About The Artist - Being a Geek, Finding My Tribe, and Helping Others Through Art.
Being a Geek - My Story
The Process of Becoming a Geek
If you are reading this, chances are you might be a geek. If so, when did you first find out you were a geek?
For me, it was a slow process. All my life I had been easily obsessed with books and movies, but I just thought that’s how people were. In high-school and college, I began to notice my friends and family didn’t share the same fascination I held for my favorite movie, Treasure Planet. I figured I just preferred the underdog movies.
But it wasn’t until during my first job, when I discovered Speed Racer in all its wonderful hilariousness, that I realized my family really wasn’t going to enjoy it with me and that I would need to watch it on my own. Then I saw the show Avatar:The Last Airbender, which lead me to Last Exile, and after that I delved into a brand new world of Anime.
Geekdom - for Me and Others - What is it?
It’s not that I didn’t know anime existed - in fact I’d been one of those who had (gasp) looked down on anime watchers, believing they were people who were obsessed with 2D characters who had big eyes and fox ears and a tail.
I’d almost forgotten about a “normal” anime loving friend in college who had gotten me to watch Ouran Highschool Host Club, then read From Far Away (a manga she lent me) but at that point I had been in denial that geeks were normal people like you and me.

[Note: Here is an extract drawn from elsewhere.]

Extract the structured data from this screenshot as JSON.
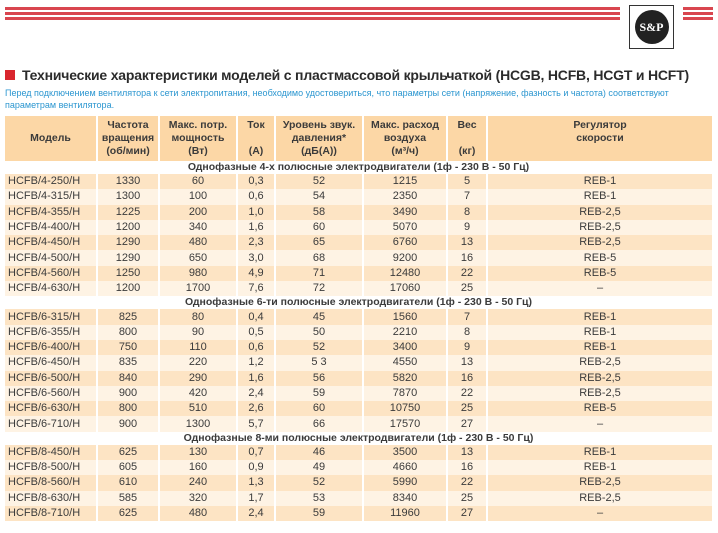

Once I realized that I was a geek, everything clicked. I’d always been a geek of sorts. Geeks weren’t like the stereotypes. People who are geeks just really, really love creative stories.
The most creative stories are often sci-fi and fantasy, and with anime, they are animated on top of that. Our minds are more open to creativity and being sucked into fictional worlds, since many of us are creative ourselves. Some artistically, but really, creativity shows it’s face in many different ways.
However, being a geek can often mean feeling left out, being misunderstood, and putting up with being looked down upon. This quote from the article “The Creative Personality” says it best -
“Deep interest and involvement in obscure subjects often goes unrewarded, or even brings on ridicule. Divergent thinking is often perceived as deviant by the majority, and so the creative person may feel isolated and misunderstood.”
Geekiness - First Steps
Soon after I realized I was a geek, I “came out” in a way, at least that is how it felt to me. I created a Pinterest board called “So I’m a geek” and excitedly began pinning pictures and quotes from LOTR, Merlin, Fullmetal Alchemist:Brotherhood, Doctor Who, Castle in the Sky...you name it. Later on, I visited SacAnime for the first time.
I had been terrified to wear my Captain America shirt, so I dressed “normal” instead. I soon realized my caution had been in vain.
Everyone there was like me, even geekier than I was! I strode through the artists’ alley, wandered into a panel, and stood in line for an autograph. At the end of the day, I knew I needed to go back. And next time, I’d be the one selling art.
You Are Not Alone
Over the years, I have grown a passion for my fellow geeks. I am hurt by how people treat us. Now, I’m not going to go out and protest for equal treatment for geeks or anything, but I do long for us to be understood better by the general public, even our own families and friends. But, because of that separation we experience, I want to be there for my fellow geeks. I want to support you and help you be comfortable as yourself.
Living the Geek Life without Fear
I’ve changed over time, and now am at the point that (99% of the time) I don’t care what others think, I’ll hang my anime posters and art in my office. Hot Topic has a sale? Time to buy several more My Hero Academia t-shirts and wear them as often as I can, because I enjoy doing so. The feeling I get when some stranger at a store comments on my shirt is an added bonus. See a cool character that I want to cosplay?
I've met the most people through cosplaying Inko Midoriya from MHA and Prince Lotor from Voltron: Legendary Defender. The camaraderie and the community within the geek culture is amazing.
I love it all so much. I don’t stop at wearing geeky things or cosplaying, I create geeky art. Sometimes the pieces are based on actual shows and characters - like my Marvel group of four, or my Voltron and Star Wars prints. But other times, the geek seeps into personal pieces and somehow I ended up with people telling me I draw anime art, and I am surprised to find it’s true. I draw what I love. I draw what I need to hear, and I have the honor of seeing others connect with it and to have my art fill their need, too.
As I've learned, and probably you have too, most people won’t understand us - but that’s okay. We don’t need everyone to - we have each other and our creativity to help us out.